No al ricorso e 5 positivi: giorno nero per Fonseca, giallorossi senza difesa

Tegole pesanti sulla testa di una squadra che in campionato aveva cominciato a volare

di Redazione, @forzaroma

Una buona notizia arriva (almeno) da Leonardo Spinazzola, che non ha riportato alcuna lesione muscolare ma solo un affaticamento. Per il resto, scrive Francesca Ferrazza su La Repubblica, giornata da dimenticare a Trigoria: nel giro di un’ora, nel pomeriggio di ieri, la Roma ha visto rigettato il ricorso per il caso Diawara e ha scoperto che anche Marash Kumbulla è positivo al covid.

Tegole pesanti sulla testa di una squadra che in campionato aveva cominciato a volare, infilando una serie di risultati utili. Paulo Fonseca, e tutta la società giallorossa, sono alle prese con un vero e proprio cluster all’interno dello spogliatoio, con la lista dei contagiati che si allunga in maniera preoccupante.

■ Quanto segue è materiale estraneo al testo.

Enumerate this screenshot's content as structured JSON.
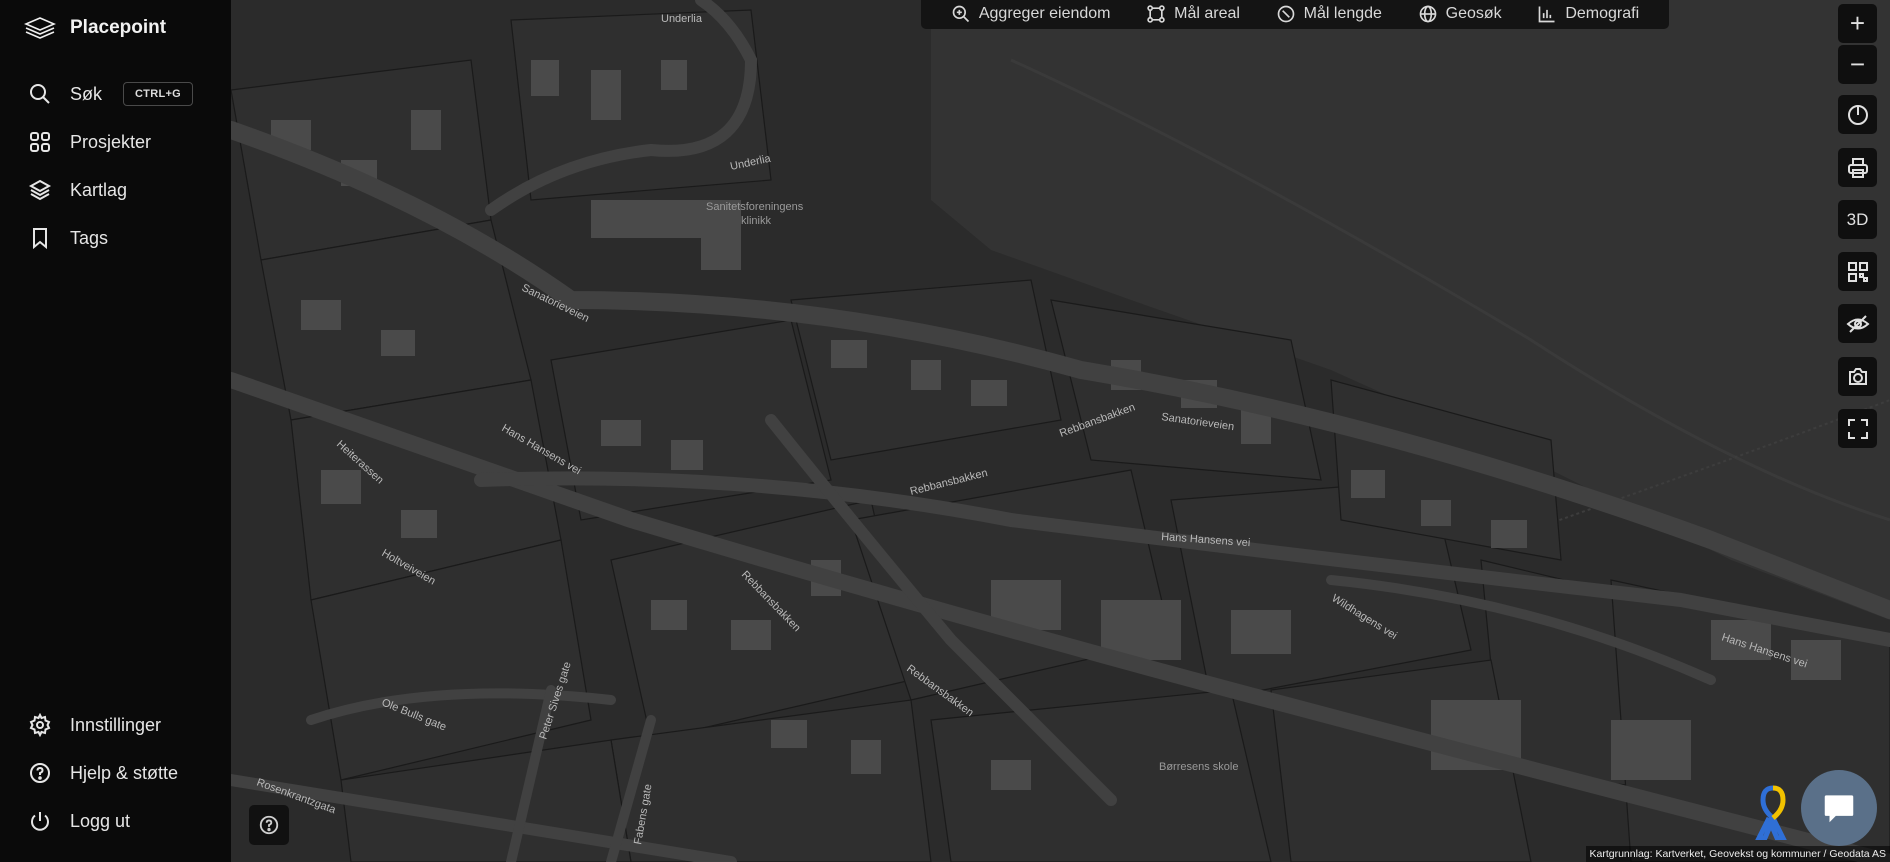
{
  "app": {
    "name": "Placepoint"
  },
  "sidebar": {
    "items": [
      {
        "label": "Søk",
        "shortcut": "CTRL+G",
        "icon": "search-icon"
      },
      {
        "label": "Prosjekter",
        "icon": "grid-icon"
      },
      {
        "label": "Kartlag",
        "icon": "layers-icon"
      },
      {
        "label": "Tags",
        "icon": "bookmark-icon"
      }
    ],
    "bottom_items": [
      {
        "label": "Innstillinger",
        "icon": "gear-icon"
      },
      {
        "label": "Hjelp & støtte",
        "icon": "help-icon"
      },
      {
        "label": "Logg ut",
        "icon": "power-icon"
      }
    ]
  },
  "toolbar": {
    "items": [
      {
        "label": "Aggreger eiendom",
        "icon": "aggregate-icon"
      },
      {
        "label": "Mål areal",
        "icon": "measure-area-icon"
      },
      {
        "label": "Mål lengde",
        "icon": "measure-length-icon"
      },
      {
        "label": "Geosøk",
        "icon": "globe-icon"
      },
      {
        "label": "Demografi",
        "icon": "bar-chart-icon"
      }
    ]
  },
  "controls": {
    "zoom_in": "+",
    "zoom_out": "−",
    "three_d": "3D"
  },
  "map": {
    "streets": [
      "Underlia",
      "Underlia",
      "Sanatorieveien",
      "Sanatorieveien",
      "Hans Hansens vei",
      "Hans Hansens vei",
      "Hans Hansens vei",
      "Heiterassen",
      "Rebbansbakken",
      "Rebbansbakken",
      "Rebbansbakken",
      "Rebbansbakken",
      "Holtveiveien",
      "Wildhagens vei",
      "Ole Bulls gate",
      "Peter Sives gate",
      "Rosenkrantzgata",
      "Fabens gate"
    ],
    "pois": [
      "Sanitetsforeningens",
      "klinikk",
      "Børresens skole"
    ],
    "attribution": "Kartgrunnlag: Kartverket, Geovekst og kommuner / Geodata AS"
  },
  "colors": {
    "sidebar_bg": "#0a0a0a",
    "map_bg": "#2b2b2b",
    "road": "#3f3f3f",
    "building": "#4a4a4a",
    "chat_accent": "#5a7089"
  }
}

Dopo la positività, confermata, al tampone di Dzeko, Fazio, Pellegrini e Santon, anche Kumbulla ha rivelato attraverso i social di dover andare in isolamento.

La società ha ribadito ai suoi tesserati — adesso di nuovo in “bolla”, e quindi limitati ad allenamenti e alla stretta vita familiare — di evitare qualsiasi incontro a rischio, chiedendo cautela, anche nelle cene tra di loro, sospettosa rispetto ai comportamenti che potrebbero aver portato a questo piccolo focolaio. Mentre Fonseca non può riavere il punto di Verona, con la corte sportiva che ha fortemente ribadito il 3-0 a tavolino per il mancato inserimento di Diawara nella lista giusta (“Ma non ci fermeremo qui, è una decisione ingiusta“, tuona il Ceo Fienga), salgono a cinque i positivi nello spogliatoio romanista. Ieri la squadra ha ripreso a lavorare in maniera individuale per precauzione. Postilla dedicata a Pastore: l’argentino è rientrato dalla Spagna dopo la riabilitazione all’anca, e spera di poter tornare a giocare.